Rita acha que esta situação é uma exceção e conta a história de uma amiga que enfrentou um processo de despedimento devido à gravidez. Após o nascimento de Joana, Rita tirou quatro meses e Nuno tirou um mês. Por mês, Rita ganha cerca de 2600 euros, o que permite também pagar uma creche privada em Lisboa no valor de 580 euros por mês. O casal quer que a filha mais nova frequente a mesma creche. Mas antes disso, há a licença para gozar.

Desta vez, Nuno vai tirar um mês em comum com a mãe, que depois fica quatro meses sozinha em casa. Quanto ao último mês do pai, o casal vai procurar alguma flexibilidade junto da entidade patronal, para que a mãe possa gozar alguns dias.

«Muitas vezes a responsabilidade não é dos chefes nem das leis, mas nossa e da cultura da mãe-galinha.»

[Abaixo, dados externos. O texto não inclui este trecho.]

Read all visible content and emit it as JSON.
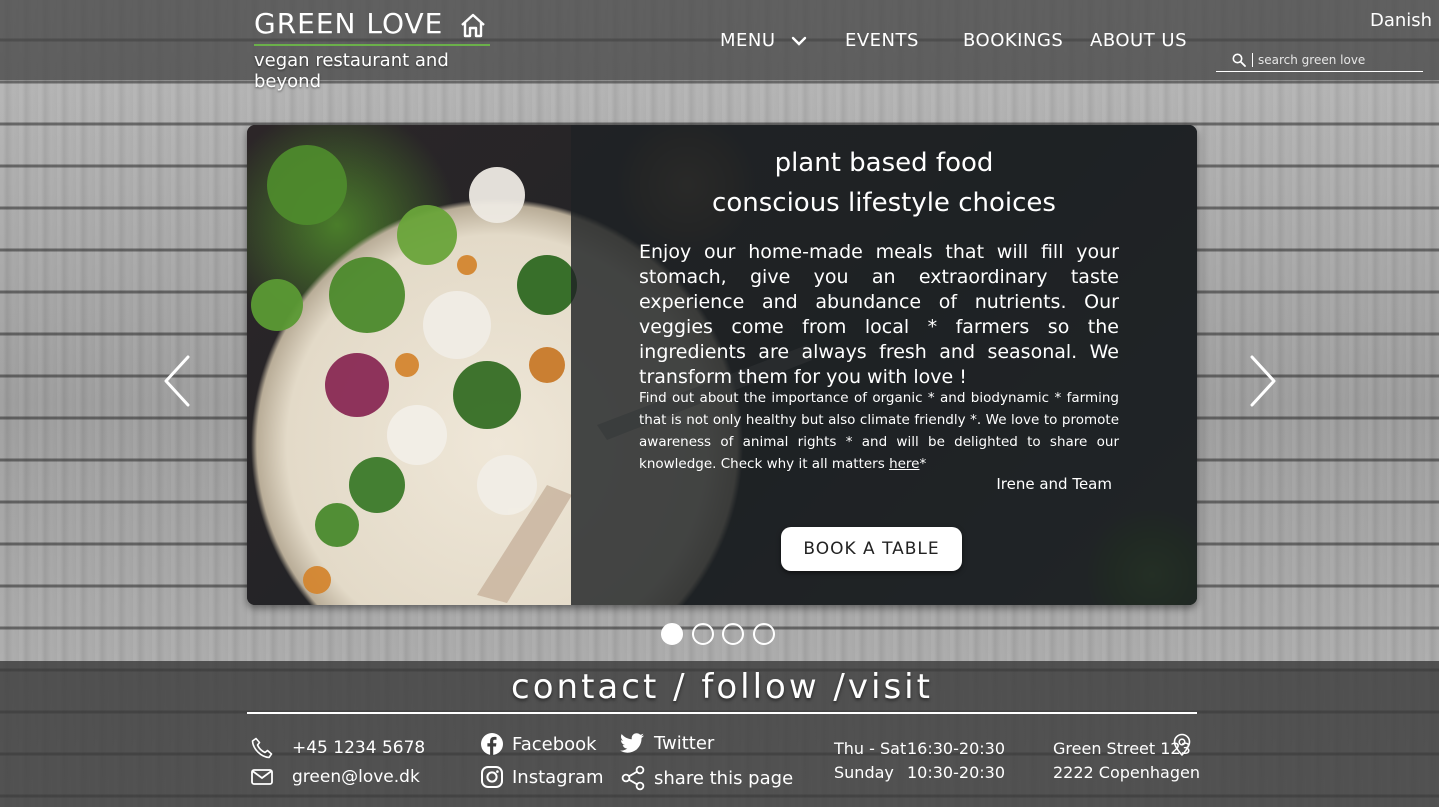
{
  "header": {
    "brand_title": "GREEN LOVE",
    "brand_subtitle": "vegan restaurant and beyond",
    "nav": {
      "menu": "MENU",
      "events": "EVENTS",
      "bookings": "BOOKINGS",
      "about": "ABOUT US"
    },
    "language": "Danish",
    "search_placeholder": "search green love"
  },
  "hero": {
    "heading_line1": "plant based food",
    "heading_line2": "conscious lifestyle choices",
    "paragraph": "Enjoy our home-made meals that will fill your stomach, give you an extraordinary taste experience and abundance of nutrients. Our veggies come from local * farmers so the ingredients are always fresh and seasonal. We transform them for you with love !",
    "paragraph2": "Find out about the importance of organic * and biodynamic * farming that is not only healthy but also climate friendly *. We love to promote awareness of animal rights * and will be delighted to share our knowledge. Check why it all matters",
    "link_text": "here",
    "link_suffix": "*",
    "signature": "Irene and Team",
    "button": "BOOK A TABLE"
  },
  "carousel": {
    "slides": 4,
    "active_index": 0
  },
  "footer": {
    "title": "contact / follow /visit",
    "phone": "+45 1234 5678",
    "email": "green@love.dk",
    "facebook": "Facebook",
    "instagram": "Instagram",
    "twitter": "Twitter",
    "share": "share this page",
    "hours": [
      {
        "days": "Thu - Sat",
        "time": "16:30-20:30"
      },
      {
        "days": "Sunday",
        "time": "10:30-20:30"
      }
    ],
    "address_line1": "Green Street 123",
    "address_line2": "2222 Copenhagen"
  },
  "colors": {
    "accent_green": "#6bb04a",
    "header_bg": "#464646",
    "card_dark": "#1e2224"
  }
}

Rita não acha que a questão da igualdade na parentalidade esteja dependente das licenças. «Acho que é muito importante que ele passe tempo com elas, mas não penso que tenha de ser na licença em si. Até porque vejo os bebés pequeninos muito agarrados à mãe», diz.

E é neste ponto que Rita acaba por confessar que, apesar de se sentir uma sortuda, identifica também que a parentalidade lhe pesa mais. «Quando ela está bem é igual estar comigo ou com o pai. Ele escolhe as roupas, dá refeições, faz tudo. Mas quando ela está doente, sou eu que avanço e acho que nesta fase é indiferente ir eu ou ele ao hospital. E se eu me puser mesmo a pensar também sei que se alguém tiver de ficar para trás serei eu. Se houver uma reunião fora de Lisboa e alguém avançar, será o Nuno a avançar», diz Rita.

Ao dizer tudo isto em voz alta, Rita pensa um pouco melhor sobre o assunto e olha para dentro. «Acho que isto é culpa nossa, é um hábito de família. Eu acabo por ficar embriagada neste papel de mãe e muitas vezes a responsabilidade não é dos chefes, mas da cultura da mãe-galinha. Algumas coisas já serão difíceis de mudar com a mais velha. Mas agora vou tentar algo diferente com a mais nova.»